Barack Obama has four more years as president. Florida is still to come in but he already has 303 electoral college votes, comfortably over the 270 mark needed to keep the keys to the White House.
Let’s rewind 24 hours. The American media largely agreed that the race would be very close. Many different pundits called the election for Mitt Romney. As it turned out, Romney lost and in terms of Electoral College votes it wasn’t very close at all. The final score is likely to be 332 to 206.
But there were a few amid the noise and haste who were quietly saying that the race wouldn’t be close at all. Foremost among them was Nate Silver of the blog FiveThirtyEight. Yesterday morning he gave Obama a 90.9% chance of winning and correctly predicted the results in all fifty states, as long as Florida stays Democratic. For Silver, the result has never been in any serious doubt. Since June he has almost always given the President a 60% chance or more of winning.
Another guy who got it spot on was Drew Linzer at Votamatic, who predicted yesterday a score of, you guessed it, 332-206.
How did these guys get it so right? And how did others get it so wrong?
Silver and Linzer used data. Lots of it. They crunched the numbers from polls across the US, took other factors into account and continuously refined their models as November 6th approached. Their methodologies look complicated, well beyond the average journalist’s mathematical ability, but you can’t argue with their results.
They also kept in mind that the election is decided by a handful of swing states. American presidential election days are like jigsaws with three quarters of the pieces already in place. The rest of the pieces fall into place on the day in the swing states, giving us the face of the president for the next four years. Silver said simply a week ago that Obama was most likely going to win because he was in the lead in Ohio. And so it proved.
The ones who got it wrong often rejected or underestimated data journalism. In one embarrassing effort, the author preferred instead to rely on a “strong hunch” and ignore opinion polling. Have a guess how that turned out.
Others cherry-picked statistics, extrapolated them across the whole country and called it for Romney that way. This one speculated that 75% of the 3 to 4% of undecided voters would vote for Mitt Romney. That’s potentially millions of votes backed up with no solid evidence.
A lot of the inaccurate punditry can be explained by wishful thinking. As this brilliant comment says, conservative pundits can live in an echo chamber, where their views are reinforced by their competitors and certain assumptions go unchallenged. The result is many of them seemed unable to accept an Obama victory was likely and discounted evidence that supported that possibility.

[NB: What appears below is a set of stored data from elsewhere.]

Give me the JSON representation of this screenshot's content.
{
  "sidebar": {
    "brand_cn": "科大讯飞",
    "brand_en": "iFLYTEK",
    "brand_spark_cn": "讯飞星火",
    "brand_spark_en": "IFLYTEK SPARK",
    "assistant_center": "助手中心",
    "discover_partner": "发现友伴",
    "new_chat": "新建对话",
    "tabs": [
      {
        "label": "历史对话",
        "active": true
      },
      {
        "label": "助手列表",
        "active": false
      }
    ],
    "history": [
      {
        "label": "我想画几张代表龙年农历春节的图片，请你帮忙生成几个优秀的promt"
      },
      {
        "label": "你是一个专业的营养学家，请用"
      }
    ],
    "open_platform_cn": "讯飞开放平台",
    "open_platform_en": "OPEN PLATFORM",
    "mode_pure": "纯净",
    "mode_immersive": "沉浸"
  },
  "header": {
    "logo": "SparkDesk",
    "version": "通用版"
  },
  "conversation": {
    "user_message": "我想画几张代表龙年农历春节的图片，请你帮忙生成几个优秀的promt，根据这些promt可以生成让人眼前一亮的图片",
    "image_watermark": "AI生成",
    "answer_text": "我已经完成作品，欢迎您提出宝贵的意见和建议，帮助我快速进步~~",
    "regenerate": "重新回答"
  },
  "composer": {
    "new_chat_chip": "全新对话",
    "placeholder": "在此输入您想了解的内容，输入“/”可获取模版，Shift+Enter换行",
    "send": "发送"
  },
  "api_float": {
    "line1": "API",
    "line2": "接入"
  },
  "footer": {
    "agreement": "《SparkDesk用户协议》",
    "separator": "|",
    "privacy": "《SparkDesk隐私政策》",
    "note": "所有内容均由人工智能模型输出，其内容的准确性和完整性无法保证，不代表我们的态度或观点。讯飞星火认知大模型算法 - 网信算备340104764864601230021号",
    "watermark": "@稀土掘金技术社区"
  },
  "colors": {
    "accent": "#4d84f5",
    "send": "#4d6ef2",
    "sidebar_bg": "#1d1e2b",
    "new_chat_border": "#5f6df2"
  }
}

“Today, after four years of abject failure on virtually every level, Democrats still want to vote for Obama, but the passion is gone.”
“Today, after four years of failure and a steady march towards socialism, Republicans in general and conservatives in particular are the ones frothing, this time to depose a socialist king.”
See how focusing on “enthusiasm” can lead to sweeping statements and ultimately the wrong verdict.
They also overplayed the significance of historical factors. Take the high unemployment rate statistic, which says no president has been re-elected since Roosevelt in 1936 with an unemployment rate of higher than 7.2%. As the Washington Post points out, it’s a statistic that appears to be far more important than it actually is. At every presidential election certain trends are broken. In 2008 Americans elected their first ever African-American president and Missouri backed the loser for the first time since 1956. Rules, as they say, are made to be broken.
So what does this mean for 2016? It means more of a role for data journalism. Nate Silver brought in huge traffic for the New York Times this election, as well as the credibility of having such an accurate forecaster on your roster.
It shows that Americans (and other interested readers) want more than hunches. They want journalists to analyse the reams of polling data, cut through the bluster and tell (or show) us what is likely to happen.